Goole is the only East Riding school performing below the Government's basic "floor target" of 40 per cent of pupils achieving five good GCSEs.
Cllr Harold said: "I appreciate schools can convert to academy status but these children are still East Riding children, regardless of whether it is an academy or not."
Academies including Cottingham and South Hunsley have previously attended for scrutiny of their Ofsted reports but the council has no powers to insist on attendance.
Cllr Harold said: "We do have concerns in the light of the Department for Education's (DfE) latest stance that councils should continue to scrutinise academies.
"They expect us to scrutinise but we have no powers to bring the academies in.
"We should send a strongly- worded letter to the DfE and copy it to our MPs, saying we wish to fulfil what we see as our scrutiny role but we have no powers to do it."
Councillor Josh Newlove said: "My fear is the DfE is powerless as well, I don't know what it can do.

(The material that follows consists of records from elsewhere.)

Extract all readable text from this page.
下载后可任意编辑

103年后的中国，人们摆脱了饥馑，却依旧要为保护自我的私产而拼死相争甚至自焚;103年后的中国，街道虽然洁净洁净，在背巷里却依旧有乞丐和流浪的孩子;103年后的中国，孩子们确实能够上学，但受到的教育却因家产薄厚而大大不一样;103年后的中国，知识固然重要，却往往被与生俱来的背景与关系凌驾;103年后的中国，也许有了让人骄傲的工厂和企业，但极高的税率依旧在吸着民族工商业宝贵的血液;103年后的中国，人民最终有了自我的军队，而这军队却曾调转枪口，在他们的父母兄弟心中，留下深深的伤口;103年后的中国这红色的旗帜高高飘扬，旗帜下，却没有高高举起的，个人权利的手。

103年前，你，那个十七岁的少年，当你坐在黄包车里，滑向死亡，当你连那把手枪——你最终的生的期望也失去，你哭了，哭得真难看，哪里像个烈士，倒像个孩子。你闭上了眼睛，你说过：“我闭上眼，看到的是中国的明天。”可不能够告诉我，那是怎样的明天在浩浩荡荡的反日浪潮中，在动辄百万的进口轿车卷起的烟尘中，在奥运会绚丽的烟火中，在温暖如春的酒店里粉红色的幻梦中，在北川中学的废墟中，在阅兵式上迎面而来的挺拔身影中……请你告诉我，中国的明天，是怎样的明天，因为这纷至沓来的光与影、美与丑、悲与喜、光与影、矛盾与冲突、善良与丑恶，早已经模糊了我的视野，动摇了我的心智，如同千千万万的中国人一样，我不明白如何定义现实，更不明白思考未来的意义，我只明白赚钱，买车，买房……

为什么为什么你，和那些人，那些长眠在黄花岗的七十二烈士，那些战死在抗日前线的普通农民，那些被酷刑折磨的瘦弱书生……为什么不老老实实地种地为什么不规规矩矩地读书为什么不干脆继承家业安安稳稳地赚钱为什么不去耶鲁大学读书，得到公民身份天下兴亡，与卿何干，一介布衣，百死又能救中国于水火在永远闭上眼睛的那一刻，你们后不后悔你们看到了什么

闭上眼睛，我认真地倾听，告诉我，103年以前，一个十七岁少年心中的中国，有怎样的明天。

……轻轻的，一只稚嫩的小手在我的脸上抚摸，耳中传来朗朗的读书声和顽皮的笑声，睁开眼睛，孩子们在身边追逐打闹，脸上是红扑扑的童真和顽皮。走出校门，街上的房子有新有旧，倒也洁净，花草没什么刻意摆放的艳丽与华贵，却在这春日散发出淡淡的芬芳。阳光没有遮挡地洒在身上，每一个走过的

"I don't think it can say to the academies in the East Riding 'Go to the scrutiny committee', it's not in the legislation."
John Killeen, branch secretary of the National Association of Head Teachers, fears problem-hit academies could stay under the radar because they do not have to answer to the local authority.
He told the committee: "There is merit in raising the issue of accountability for academies.
"As a local authority, the East Riding is measured on the performance of all the pupils in the East Riding – the DfE does not draw a line between academies and schools.
"If standards drop, the East Riding will be held accountable but the authority is powerless to influence what happens at the academies."
Officials said academies are "almost universally" accepting improvement support from the council.